Eski, neşeli Türk filmlerimizi...
Mesela, “İşte Hayat'' filminin setinde tanıyıp çok sevdiğim Adile Naşit'i...
Onun göbeğini hoplata hoplata gülmesini, gülerken bir yandan gözyaşlarına boğulmasını... “Hadi kuzucuklarım'' diye bizi uykuya göndermesini...
Ve Hulusi Kentmen'i... Pos bıyıklarını burarak kulaklarımızı çekmesini, her koşulda bize doğruyu göstermesini...
Çocukları için, ailesi için herkese diklenen, boyun eğmeyen, “bak beyim sana bir çift lafım var'' diye kafa tutan gariban baba Münir Özkul’u...
Kötülüğün dahi üzerinde öylesine sakil durduğu Ali Şen’i, Nubar Terziyan'ı...
“Efferim oğlum, sağa da pravo'' cümlesini dilimize yerleştiren Vahi Öz’ün “Bediaaaaaa!'' diye bağırmasını...
Kötülerin kötüsü Erol Taş’ın bile iyilik karşısında hep pes etmesini...
Suzan Avcı’nın fettanlığını, Aliye Rona’nın entrikalarını, hükümet gibi kadın dedikleri otoriter Neriman Köksal’ı...
Sevdiği kendisini görsün diye bir anda değişen güzelleşen Türkan Şoray’ı, Filiz Akın’ı, Hülya Koçyiğit’i... Değişse de bir türlü çıtkırıldım olamayan Fato’yu...
Kadınının peşinden ölesiye koşan Ediz Hun’u, Kartal Tibet’i...
Yüreği de bileği de kuvvetli Malkoçoğlu Cüneyt Arkın’ı, zengin, yakışıklı ve her zaman beyefendi Ekrem Bora’yı...
İnce bıyıklı, parlak gözlü, efsane Ayhan Işık'ı, can dostu Sadri Alışık’ı; küçük hanımefendi Belgin Doruk’u...
Genç kızların sevgilisi Tarık Akan’ı... Ona en çok çektiren Gülşen Bubikoğlu’nu...
“Eşşoğlueşşek''i dünyada daha iyi kimsenin söylemeyeceği, belki de en bizden olan Kemal Sunal’ı...
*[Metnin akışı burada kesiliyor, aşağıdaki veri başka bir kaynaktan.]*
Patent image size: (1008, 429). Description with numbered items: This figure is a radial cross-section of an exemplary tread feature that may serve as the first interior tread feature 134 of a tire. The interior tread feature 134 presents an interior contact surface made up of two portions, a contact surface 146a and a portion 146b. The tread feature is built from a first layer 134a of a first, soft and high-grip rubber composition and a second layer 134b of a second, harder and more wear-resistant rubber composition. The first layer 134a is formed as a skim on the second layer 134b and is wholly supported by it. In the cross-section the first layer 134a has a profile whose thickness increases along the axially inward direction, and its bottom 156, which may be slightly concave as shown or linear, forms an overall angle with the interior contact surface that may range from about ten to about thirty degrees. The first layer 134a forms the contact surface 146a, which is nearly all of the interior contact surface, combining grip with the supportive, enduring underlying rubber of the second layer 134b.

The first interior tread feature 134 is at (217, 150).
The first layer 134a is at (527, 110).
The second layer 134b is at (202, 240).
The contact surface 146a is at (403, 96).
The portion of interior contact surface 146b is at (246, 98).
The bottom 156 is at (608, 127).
Sadık dostlar, emektarlar Cevat Kurtuluş’u, Erdal Tosun’u, Sami Hazinses’i...
Yaramaz, büyümüş de küçülmüş Ömercik’i, Ayşecik’i, Sezercik’i...
Şaşkınlıklarıyla, bizi her zaman güldüren, köyden gelip de kente bir türlü uyum sağlayamayan Zeki Alasya, Metin Akpınar, Halit Akçatepe’yi...
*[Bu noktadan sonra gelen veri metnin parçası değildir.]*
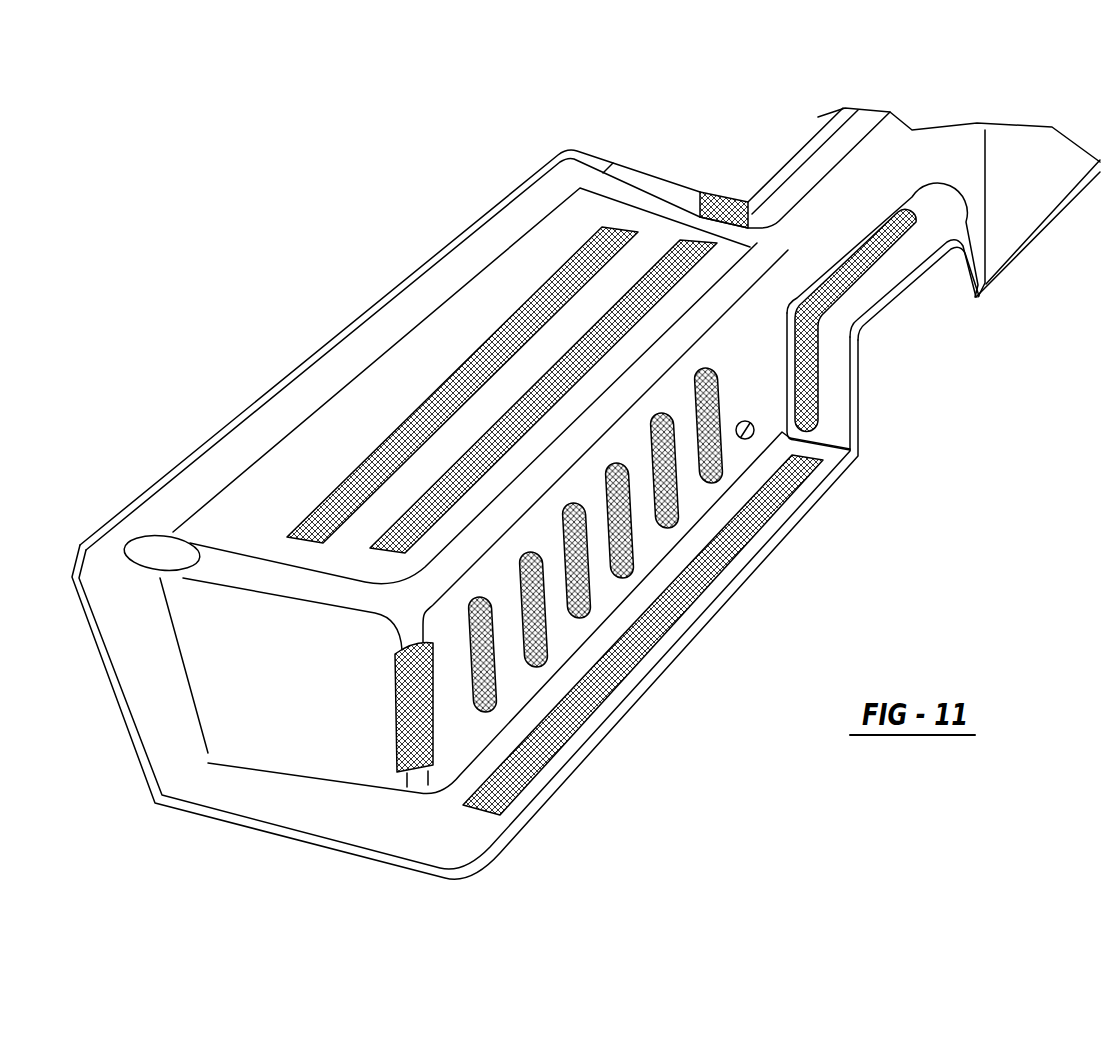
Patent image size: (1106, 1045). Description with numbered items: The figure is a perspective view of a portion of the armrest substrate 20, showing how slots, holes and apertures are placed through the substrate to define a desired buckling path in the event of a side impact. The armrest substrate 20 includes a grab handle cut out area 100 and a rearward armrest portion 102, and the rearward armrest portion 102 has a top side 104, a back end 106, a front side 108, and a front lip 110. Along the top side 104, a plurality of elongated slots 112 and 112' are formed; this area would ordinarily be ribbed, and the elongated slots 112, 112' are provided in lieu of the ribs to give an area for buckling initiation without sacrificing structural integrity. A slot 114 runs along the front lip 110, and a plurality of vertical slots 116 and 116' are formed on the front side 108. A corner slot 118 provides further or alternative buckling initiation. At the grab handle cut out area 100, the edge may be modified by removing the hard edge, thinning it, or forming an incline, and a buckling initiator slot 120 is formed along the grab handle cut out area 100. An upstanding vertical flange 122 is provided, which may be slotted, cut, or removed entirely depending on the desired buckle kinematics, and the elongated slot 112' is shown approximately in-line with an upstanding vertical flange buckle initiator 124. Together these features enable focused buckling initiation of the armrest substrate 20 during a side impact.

The armrest substrate 20 is at (230, 405).
The grab handle cut out area 100 is at (780, 168).
The rearward armrest portion 102 is at (370, 400).
The top side 104 is at (450, 330).
The back end 106 is at (238, 666).
The front side 108 is at (750, 383).
The front lip 110 is at (480, 835).
The elongated slot 112 is at (462, 341).
The elongated slot 112' is at (543, 331).
The slot 114 is at (705, 576).
The vertical slot 116 is at (570, 691).
The vertical slot 116' is at (630, 632).
The corner slot 118 is at (393, 740).
The buckling initiator slot 120 is at (953, 293).
The upstanding vertical flange 122 is at (833, 150).
The upstanding vertical flange buckle initiator 124 is at (717, 197).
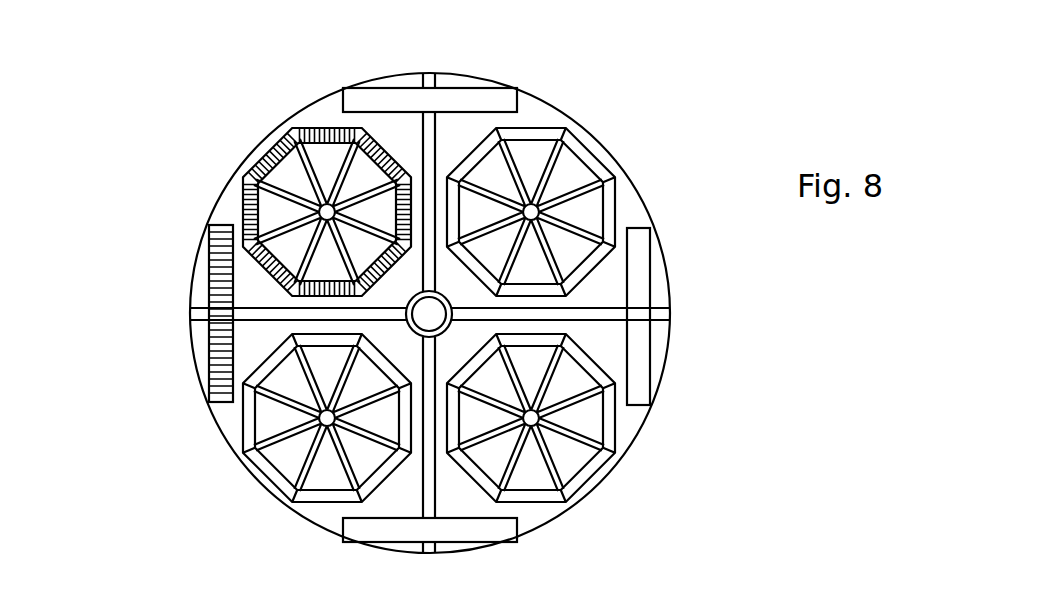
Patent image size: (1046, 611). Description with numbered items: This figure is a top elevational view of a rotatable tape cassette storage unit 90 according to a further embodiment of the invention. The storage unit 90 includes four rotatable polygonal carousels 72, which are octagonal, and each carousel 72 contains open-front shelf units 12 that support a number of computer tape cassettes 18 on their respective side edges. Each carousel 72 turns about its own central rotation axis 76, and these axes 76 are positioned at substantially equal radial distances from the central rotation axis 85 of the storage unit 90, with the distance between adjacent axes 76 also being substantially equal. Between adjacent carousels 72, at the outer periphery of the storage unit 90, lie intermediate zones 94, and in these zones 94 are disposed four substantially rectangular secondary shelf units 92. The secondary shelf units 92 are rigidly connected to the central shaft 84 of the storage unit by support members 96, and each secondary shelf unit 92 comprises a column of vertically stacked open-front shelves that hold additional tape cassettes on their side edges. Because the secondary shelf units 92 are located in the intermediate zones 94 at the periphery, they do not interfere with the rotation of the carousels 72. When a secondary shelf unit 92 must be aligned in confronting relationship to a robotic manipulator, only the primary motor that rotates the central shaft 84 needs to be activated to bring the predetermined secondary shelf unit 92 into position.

The open-front shelf unit 12 is at (572, 148).
The tape cassettes 18 is at (317, 128).
The rotatable polygonal carousel 72 is at (273, 212).
The central rotation axis 76 is at (533, 222).
The central shaft 84 is at (408, 300).
The central rotation axis 85 is at (431, 319).
The rotatable storage unit 90 is at (146, 399).
The secondary shelf unit 92 is at (463, 92).
The intermediate zone 94 is at (250, 335).
The support member 96 is at (437, 160).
Ekrana her çıktıklarında kahkaha tufanı kopartan, güldürürken düşündüren sevgili Müjdat Gezen'i, Levent Kırca'yı...
En komik, en züğürt ağa Şener Şen’i...
Ve adını sayamadığım, daha bir sürü oyuncuları, filmleri...
Çocukluğumuzun sonu iyi biten filmlerini fena halde özledik...
Gözyaşlarına kahkahaların eşlik ettiği evleri...
İyinin hep kazandığı, paranın değil mertliğin, sevdanın prim yaptığı...
Haksızlığın er ya da geç ortaya çıktığı...
Kötünün kötü, iyinin de iyi olduğunu başından beri bildiğimiz hikayeleri çok özledik...
***
Okyanus ötesinde korkunç bir senaryo yazdılar.
Hepimizi figüran yaptılar, uzaktan kumandayla istedikleri gibi oynatmaya başladılar.
Sonu kötü biteceği belli olan filmde yakıyorlar, yıkıyorlar, bölüp parçalıyor, acımasızca öldürüyorlar.
Çaresizlere acı çektiriyor, ağlatıyor, gözyaşı döktürüyorlar.
Çocukluğumuzun Türkiyesini, güzel sonlu Yeşilçam filmlerini fena halde özletiyorlar...
Not: Bu yazıma büyük katkısı olan Sayın Türkan Şanverdi Avcı'ya çok teşekkür ederim.